Rocket’s hiring machine
A big part of Rocket’s appeal to ambitious entrepreneurs is access to its legion of talent, which spans all aspects of building an Internet company, including engineering, marketing, HR, finance, business intelligence and legal.
“The great thing about Rocket is that from day one you have access to incredibly smart and driven people, which is tricky if you’re a startup,” gushed Rebholz.
“With Rocket you really have good people, access to insights, experience in building a company. It was great for us, since we had great people working with us from the beginning, we could start building our own team and really drive the process,” he added.
Rebholz is the archetypical top-level executive at a Rocket ‘startup’ – he has an MBA from the University of California, a diploma from the German business school (WHU – Otto Beisheim School of Management, where Oliver Samwer studied) and started a company before joining the incubator.
Similarly, HelloFresh’s CEO, Richter, completed his bachelors at WHU, did a masters in the realm of finance/economics in London and had a stint at Goldman Sachs before starting the meal delivery company with Rocket.
For some startups, honing in on the founding story is an important aspect of connecting with the users, investors, employees and media.

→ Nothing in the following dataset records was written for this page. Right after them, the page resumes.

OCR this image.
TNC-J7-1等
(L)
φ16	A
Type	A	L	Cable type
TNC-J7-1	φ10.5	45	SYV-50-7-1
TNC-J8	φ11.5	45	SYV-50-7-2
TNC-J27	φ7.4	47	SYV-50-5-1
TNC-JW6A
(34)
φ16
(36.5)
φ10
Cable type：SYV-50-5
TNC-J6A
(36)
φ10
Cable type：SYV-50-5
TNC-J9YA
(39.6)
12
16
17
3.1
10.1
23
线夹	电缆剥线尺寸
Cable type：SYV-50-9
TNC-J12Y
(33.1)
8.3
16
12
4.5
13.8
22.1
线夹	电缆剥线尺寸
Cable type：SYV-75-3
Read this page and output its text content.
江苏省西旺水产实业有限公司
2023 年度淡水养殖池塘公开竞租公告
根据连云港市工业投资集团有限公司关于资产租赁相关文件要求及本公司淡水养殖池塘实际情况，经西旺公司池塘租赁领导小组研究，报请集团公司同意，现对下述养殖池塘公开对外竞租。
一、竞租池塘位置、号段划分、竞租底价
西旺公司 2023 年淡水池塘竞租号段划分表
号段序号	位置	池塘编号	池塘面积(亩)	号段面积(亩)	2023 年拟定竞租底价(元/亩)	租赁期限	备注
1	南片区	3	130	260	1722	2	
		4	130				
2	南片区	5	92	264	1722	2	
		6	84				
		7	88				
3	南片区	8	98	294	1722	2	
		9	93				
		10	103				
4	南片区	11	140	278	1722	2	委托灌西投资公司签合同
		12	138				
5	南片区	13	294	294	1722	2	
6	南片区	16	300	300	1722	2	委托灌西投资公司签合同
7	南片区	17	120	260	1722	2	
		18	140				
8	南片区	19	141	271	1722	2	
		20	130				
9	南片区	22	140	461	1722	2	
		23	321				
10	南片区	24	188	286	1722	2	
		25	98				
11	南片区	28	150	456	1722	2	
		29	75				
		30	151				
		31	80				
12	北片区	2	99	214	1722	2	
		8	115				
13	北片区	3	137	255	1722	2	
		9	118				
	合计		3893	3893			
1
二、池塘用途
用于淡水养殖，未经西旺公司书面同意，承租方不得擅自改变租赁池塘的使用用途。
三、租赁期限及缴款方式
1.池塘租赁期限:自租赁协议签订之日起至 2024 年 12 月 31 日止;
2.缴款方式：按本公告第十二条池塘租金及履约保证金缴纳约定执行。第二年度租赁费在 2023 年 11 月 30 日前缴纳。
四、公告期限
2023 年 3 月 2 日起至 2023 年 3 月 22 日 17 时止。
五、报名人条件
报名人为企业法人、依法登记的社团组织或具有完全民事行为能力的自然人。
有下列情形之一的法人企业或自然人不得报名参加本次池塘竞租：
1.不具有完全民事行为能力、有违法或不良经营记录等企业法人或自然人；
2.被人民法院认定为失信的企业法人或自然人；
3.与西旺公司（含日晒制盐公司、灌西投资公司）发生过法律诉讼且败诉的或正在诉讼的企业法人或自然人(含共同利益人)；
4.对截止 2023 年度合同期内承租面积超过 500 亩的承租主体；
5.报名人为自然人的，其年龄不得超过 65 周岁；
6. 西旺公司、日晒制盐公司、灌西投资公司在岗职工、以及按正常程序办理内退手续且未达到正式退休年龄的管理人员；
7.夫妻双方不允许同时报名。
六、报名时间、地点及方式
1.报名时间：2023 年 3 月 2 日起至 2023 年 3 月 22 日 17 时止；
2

Not for Rocket companies, though, instead of attempting a visionary or affecting ‘About Us’ statement that typically ends a startup press release, you’ll get a cut-and-dry blurb, which consists of a cookie cutter combination of numbers, countries the startup is operating in and a name-drop of the incubator.
But it works – because it’s Rocket
During my separate chats with Rebholz, Richter and Wenzel, I asked them about how their respective companies – SpaceWays, HelloFresh and foodpanda – started as well as how they met their co-founders.
“We’d all live in London and had to deal with the issues of storage and the inconvenience of that industry, it got us really excited and I would say that’s what drives us everyday,” said Rebholz on the decision to pursue the on-demand physical storage space with SpaceWays.
Even in person, the stories of how these Rocket companies came into being failed to evoke any flicker of intrigue or emotion. Their answers were eerily similar and when they talked about being “passionate” about the business, it sounded slightly pre-calculated and forced.
Even if Rocket Internet may seem bland and boring on the surface (related side note: rarely do I come across a Rocket Internet website that doesn’t make me cringe), underneath it’s still fast and furious.
“We are builders of companies, we are not innovators. Someone else is the architect and we are the builders,” said Oliver Samwer in an interview with Wired in 2012.
In terms of bringing Rocket Internet down to its essence, we couldn’t have put it any better.